Note 12 Subsequent Event

 

Entry Into A Material Definitive Agreement

 

On January 24, 2013, Mascot Properties, Inc., a Nevada corporation (“Mascot”), Mascot Properties Acquisition Corp, a Delaware corporation and wholly-owned subsidiary of Mascot (“Merger Sub”), MamaMancini’s, Inc., (the “Company”) and David Dreslin, an individual (the “Majority Shareholder”), entered into an Acquisition Agreement and Plan of Merger (the “Agreement”) pursuant to which the Merger Sub was merged with and into the Company, with the Company surviving as a wholly-owned subsidiary of Mascot (the “Merger”). The transaction (the “Closing”) took place on January 24, 2013 (the “Closing Date”). The Company acquired, through a reverse triangular merger, all of the outstanding capital stock of the Company in exchange for issuing the Company’s shareholders (the “MamaMancini’s Shareholders”), pro-rata, a total of 20,054,000 shares of the Company’s common stock.
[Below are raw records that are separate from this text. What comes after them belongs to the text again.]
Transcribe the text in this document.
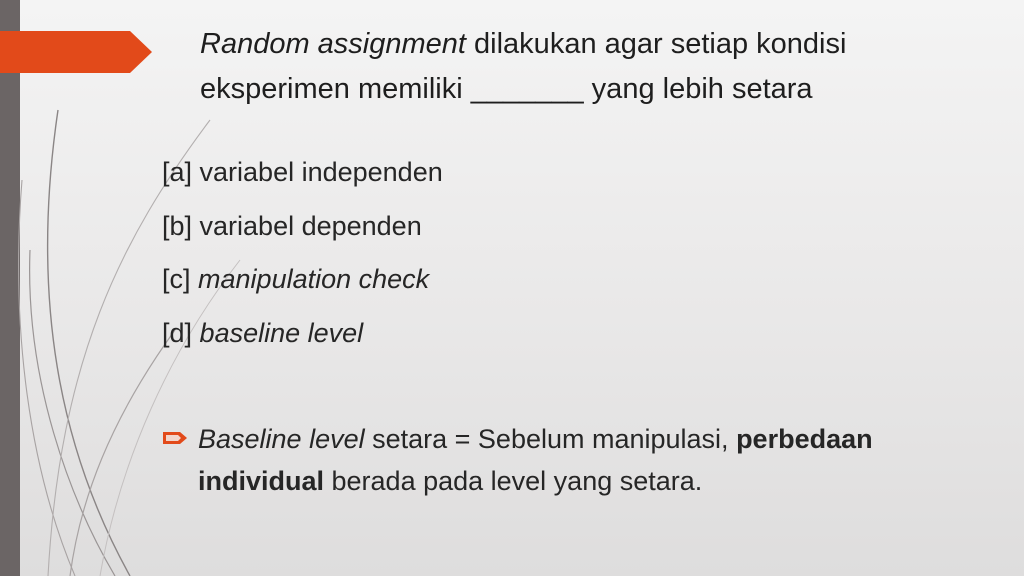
Random assignment dilakukan agar setiap kondisi
eksperimen memiliki _______ yang lebih setara
[a] variabel independen
[b] variabel dependen
[c] manipulation check
[d] baseline level
Baseline level setara = Sebelum manipulasi, perbedaan
individual berada pada level yang setara.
Immediately after the Merger was consummated, and further to the Agreement, the majority shareholders and certain affiliates of the Mascot cancelled a total of 103,408,000 shares of the Company’s common stock held by them (the “Cancellation”). In consideration of the Cancellation of such of common stock, Mascot paid the Majority Shareholder in aggregate of $295,000 and released the other affiliates from certain liabilities. In addition, the Mascot has agreed to spinout to the Majority Shareholder of and all assets related to Mascot’s real estate management business within 30 days after the closing. As a result of the Merger and the Cancellation, the MamaMancini’s Shareholders became the majority shareholders of Mascot.